When remodeling, consider durable, low-maintenance materials, he suggested. Replacing rotten siding or frequent repainting, for example, can add a lot to the cost of owning a home. Local brick and stone are always a good low-maintenance exterior. But for a more modest budget or a different look, consider fiber-cement siding. It won't deteriorate even if you never paint it. Inside, a good example of a durable, low-maintenance feature is a tile floor. It will usually add to the cost of a house, and may never have to be replaced. Buy a home that's made of healthier materials. Be aware of the chemicals in common building materials, especially in interior finishes.

Additional tips offered by Dewhurst include:

  • Use advanced framing to help reduce construction costs and increase energy savings.
  • Install a high efficiency water heater.
  • Use efficient household appliances.
  • Consider low-pile or less allergen-attracting carpet and pad. Installing carpeting by tacking rather than using glue also reduces air pollutants.
  • Use low-VOC and low-toxic interior paints and finishes that reduce toxins ordinarily associated with other paints.
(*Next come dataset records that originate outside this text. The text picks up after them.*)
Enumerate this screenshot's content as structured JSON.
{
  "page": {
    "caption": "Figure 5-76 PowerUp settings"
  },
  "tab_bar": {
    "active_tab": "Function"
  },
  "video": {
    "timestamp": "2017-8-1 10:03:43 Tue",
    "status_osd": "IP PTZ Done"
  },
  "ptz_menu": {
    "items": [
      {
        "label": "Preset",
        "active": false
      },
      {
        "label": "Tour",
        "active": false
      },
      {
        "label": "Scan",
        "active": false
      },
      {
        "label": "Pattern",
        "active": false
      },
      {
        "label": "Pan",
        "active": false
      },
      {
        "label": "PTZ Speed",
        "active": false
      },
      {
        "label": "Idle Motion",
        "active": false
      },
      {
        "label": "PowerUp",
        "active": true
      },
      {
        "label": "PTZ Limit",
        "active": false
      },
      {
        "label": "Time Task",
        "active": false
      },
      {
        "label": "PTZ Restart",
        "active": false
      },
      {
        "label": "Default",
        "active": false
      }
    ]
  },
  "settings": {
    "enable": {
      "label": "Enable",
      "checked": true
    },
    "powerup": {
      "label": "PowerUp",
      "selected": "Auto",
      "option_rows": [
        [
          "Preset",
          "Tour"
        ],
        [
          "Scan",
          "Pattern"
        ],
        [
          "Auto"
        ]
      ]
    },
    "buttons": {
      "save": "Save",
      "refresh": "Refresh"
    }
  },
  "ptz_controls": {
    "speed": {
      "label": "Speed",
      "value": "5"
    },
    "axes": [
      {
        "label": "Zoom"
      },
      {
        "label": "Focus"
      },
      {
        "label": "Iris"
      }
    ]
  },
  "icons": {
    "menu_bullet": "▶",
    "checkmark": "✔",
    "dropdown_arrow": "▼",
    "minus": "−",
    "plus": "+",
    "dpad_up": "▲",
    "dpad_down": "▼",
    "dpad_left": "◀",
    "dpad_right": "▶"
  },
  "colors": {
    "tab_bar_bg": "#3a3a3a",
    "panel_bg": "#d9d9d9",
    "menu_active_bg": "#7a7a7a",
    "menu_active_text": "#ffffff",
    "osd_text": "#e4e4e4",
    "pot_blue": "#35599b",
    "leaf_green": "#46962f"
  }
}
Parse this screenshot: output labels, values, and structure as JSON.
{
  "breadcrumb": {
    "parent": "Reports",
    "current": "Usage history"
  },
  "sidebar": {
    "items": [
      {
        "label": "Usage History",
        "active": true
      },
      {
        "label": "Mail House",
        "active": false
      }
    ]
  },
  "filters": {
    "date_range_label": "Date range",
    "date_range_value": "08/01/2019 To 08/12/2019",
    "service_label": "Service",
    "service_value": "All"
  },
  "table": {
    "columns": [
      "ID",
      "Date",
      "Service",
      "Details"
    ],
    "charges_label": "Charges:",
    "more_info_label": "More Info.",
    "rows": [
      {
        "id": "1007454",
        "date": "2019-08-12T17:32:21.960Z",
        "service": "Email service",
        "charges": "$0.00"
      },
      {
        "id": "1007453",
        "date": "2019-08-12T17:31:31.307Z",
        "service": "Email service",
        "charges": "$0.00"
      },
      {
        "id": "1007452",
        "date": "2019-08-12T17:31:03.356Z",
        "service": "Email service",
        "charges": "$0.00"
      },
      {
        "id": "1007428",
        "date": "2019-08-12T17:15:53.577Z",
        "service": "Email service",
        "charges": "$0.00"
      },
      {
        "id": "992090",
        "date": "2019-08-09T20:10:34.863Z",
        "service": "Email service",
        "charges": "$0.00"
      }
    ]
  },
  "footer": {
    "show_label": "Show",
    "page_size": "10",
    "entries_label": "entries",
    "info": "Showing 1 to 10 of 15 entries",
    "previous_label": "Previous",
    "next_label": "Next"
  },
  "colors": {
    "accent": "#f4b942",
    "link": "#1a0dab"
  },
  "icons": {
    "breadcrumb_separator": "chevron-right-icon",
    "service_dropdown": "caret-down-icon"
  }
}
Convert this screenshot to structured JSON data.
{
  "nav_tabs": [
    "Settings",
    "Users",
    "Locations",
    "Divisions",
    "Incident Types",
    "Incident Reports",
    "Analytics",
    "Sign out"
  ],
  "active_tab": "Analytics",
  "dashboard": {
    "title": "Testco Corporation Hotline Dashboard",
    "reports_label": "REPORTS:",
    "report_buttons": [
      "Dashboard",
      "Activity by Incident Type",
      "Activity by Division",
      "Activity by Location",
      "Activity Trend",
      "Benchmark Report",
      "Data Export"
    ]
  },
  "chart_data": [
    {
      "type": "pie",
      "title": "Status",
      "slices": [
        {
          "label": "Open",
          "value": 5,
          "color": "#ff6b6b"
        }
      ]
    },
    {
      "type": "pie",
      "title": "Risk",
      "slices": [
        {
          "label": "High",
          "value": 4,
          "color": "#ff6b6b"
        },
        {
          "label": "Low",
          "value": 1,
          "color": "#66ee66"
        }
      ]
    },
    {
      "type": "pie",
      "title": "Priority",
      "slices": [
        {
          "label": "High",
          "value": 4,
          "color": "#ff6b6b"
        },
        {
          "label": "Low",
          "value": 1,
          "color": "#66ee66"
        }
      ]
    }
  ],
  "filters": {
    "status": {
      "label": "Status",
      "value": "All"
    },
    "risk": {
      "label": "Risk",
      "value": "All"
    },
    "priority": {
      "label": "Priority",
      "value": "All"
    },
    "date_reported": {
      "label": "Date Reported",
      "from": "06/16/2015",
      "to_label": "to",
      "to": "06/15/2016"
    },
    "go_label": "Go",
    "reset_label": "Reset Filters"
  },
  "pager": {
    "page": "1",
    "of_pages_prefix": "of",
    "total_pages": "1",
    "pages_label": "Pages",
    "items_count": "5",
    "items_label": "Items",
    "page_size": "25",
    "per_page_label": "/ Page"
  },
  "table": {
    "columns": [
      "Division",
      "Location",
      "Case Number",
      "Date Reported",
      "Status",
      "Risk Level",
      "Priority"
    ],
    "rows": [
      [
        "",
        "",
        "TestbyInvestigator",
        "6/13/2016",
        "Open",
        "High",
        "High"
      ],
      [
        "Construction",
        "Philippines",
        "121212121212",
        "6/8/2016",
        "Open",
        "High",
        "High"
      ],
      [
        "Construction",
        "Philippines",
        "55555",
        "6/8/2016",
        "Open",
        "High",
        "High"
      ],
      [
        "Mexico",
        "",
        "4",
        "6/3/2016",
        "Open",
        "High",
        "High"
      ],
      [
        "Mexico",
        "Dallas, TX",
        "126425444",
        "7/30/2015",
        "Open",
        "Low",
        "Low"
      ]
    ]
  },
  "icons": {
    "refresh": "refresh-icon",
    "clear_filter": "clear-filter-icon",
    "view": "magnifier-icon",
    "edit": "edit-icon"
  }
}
  • Assure greater air tightness to avoid potential indoor air quality problems.
  • Consider the use of recycled plastic lumber or plastic/wood composite lumber. These provide durable alternatives to solid wood for exterior applications such as fences, benches, decking, docks, retaining walls, picnic tables, and landscape borders.
  • Recycle scrap building materials and post a jobsite recycling plan to decrease the amount of materials going to already overburdened landfills.
  • Eliminate runoff due to impervious (watertight) surfaces.